Soeurette avait été très effrayée en voyant que
son cher petit faon avait été blessé. Elle lava le sang
de la plaie, y appliqua des herbes et l'envoya bien vite se coucher pour qu'il
se rétablisse. Mais la blessure était si insignifiante qu'il n'y
pensait même plus le lendemain matin. Et, quand il entendit le joyeux
tohu-bohu de la chasse dans le bois, son impatience le reprit et il dit : "Je
n'y tiens plus, il faut que j'y aille ! Et ils ne m'attraperont pas de sitôt."
Soeurette fondit en larmes et lui dit : "Ils te tueront, et moi qui suis
ici toute seule dans la forêt, je serai abandonnée de tous au monde.
Non ! je ne te laisse pas sortir - Mais j'en mourrai de chagrin si je n'y vais
pas ! répondit le jeune faon. Je ne peux pas entendre le son du cor sans
bondir de mes quatre membres !" Ne pouvant pas faire autrement, Soeurette
finit par lui ouvrir la petite porte ; mais elle avait le cœur bien lourd
quand il bondit avec allégresse et disparut dans la forêt. Le roi,
quand il le vit, annonça à ses chasseurs : "Nous allons le
poursuivre toute le jour et jusque dans la nuit s'il le faut : mais que personne
ne lui fasse de mal." Au coucher du soleil, le roi s'écarta et dit
au chasseur de la veille : "Viens maintenant et montre-moi cette maisonnette
dans les bois." Il y allèrent, et quand il fut devant la petite
porte, le roi frappa et dit : "Soeurette, ouvre-moi !" La porte s'ouvrit
et le roi entra pour se trouver devant une jeune fille si belle qu'il n'en avait
jamais vu aucune qui lui ressemblait. Elle, de son côté, sursauta
de terreur en voyant que ce n'était pas son petit faon, mais un homme
qui était entré et qui avait la tête couronnée d'or.
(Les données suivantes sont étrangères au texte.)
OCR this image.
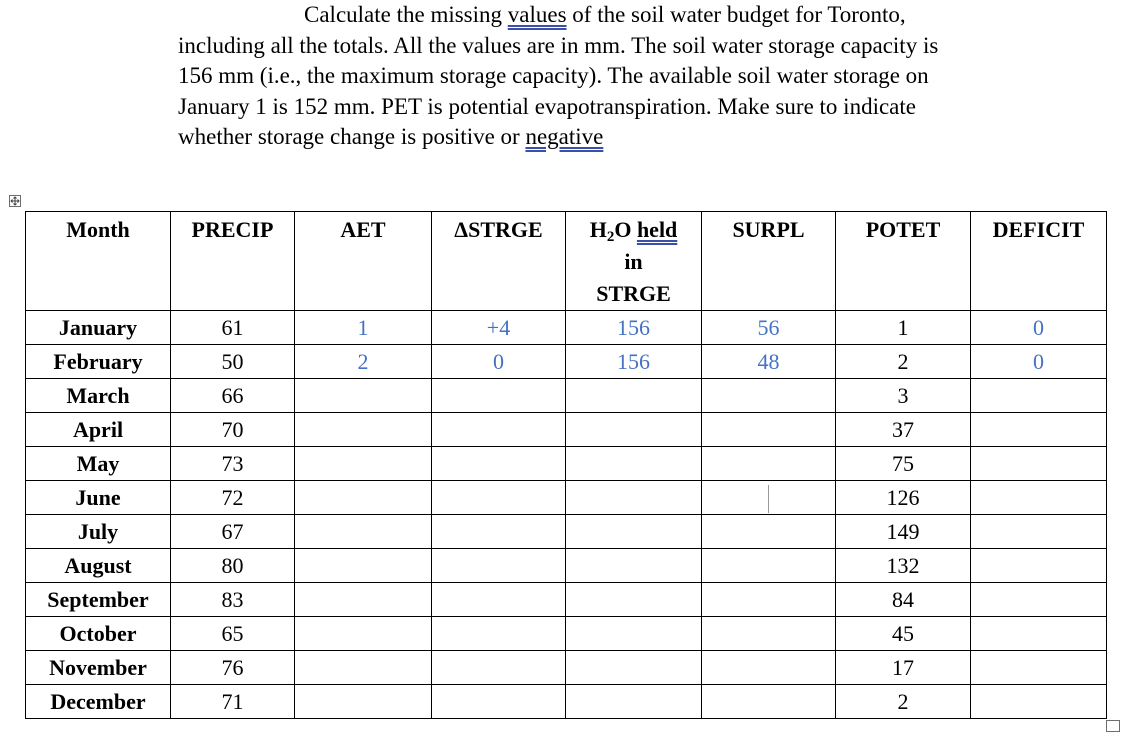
Calculate the missing values of the soil water budget for Toronto,
including all the totals. All the values are in mm. The soil water storage capacity is
156 mm (i.e., the maximum storage capacity). The available soil water storage on
January 1 is 152 mm. PET is potential evapotranspiration. Make sure to indicate
whether storage change is positive or negative
Month	PRECIP	AET	ΔSTRGE	H2O held
in
STRGE	SURPL	POTET	DEFICIT
January	61	1	+4	156	56	1	0
February	50	2	0	156	48	2	0
March	66					3	
April	70					37	
May	73					75	
June	72					126	
July	67					149	
August	80					132	
September	83					84	
October	65					45	
November	76					17	
December	71					2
Son regard pourtant était tendre et il lui prit affectueusement la main
pour lui demander : "Veux-tu venir avec moi dans mon château et devenir
mon épouse chérie? - Oh oui ! répondit la jeune fille,
mais si le faon est avec moi, car je ne l'abandonne pas. - Il sera avec toi
aussi longtemps que tu vivras, dit le roi, et il aura toujours tout ce qu'il
faut."
Le faon arriva sur ces entrefaites et entra d'un bond dans la maisonnette ;
elle l'attacha à la laisse d'osier, qu'elle serra bien fort dans sa petite
main, et ainsi ils sortirent tous deux de la petite maison de la forêt.
Le roi prit la jolie demoiselle en croupe sur son cheval et la ramena dans son
château, où les noces furent célébrées en
grande pompe ; elle fut donc Madame la reine et ils vécurent dans longtemps
ensemble dans le bonheur. Le petit faon au collier d'or était choyé
et dorloté, gambadant à son aise dans le parc du château.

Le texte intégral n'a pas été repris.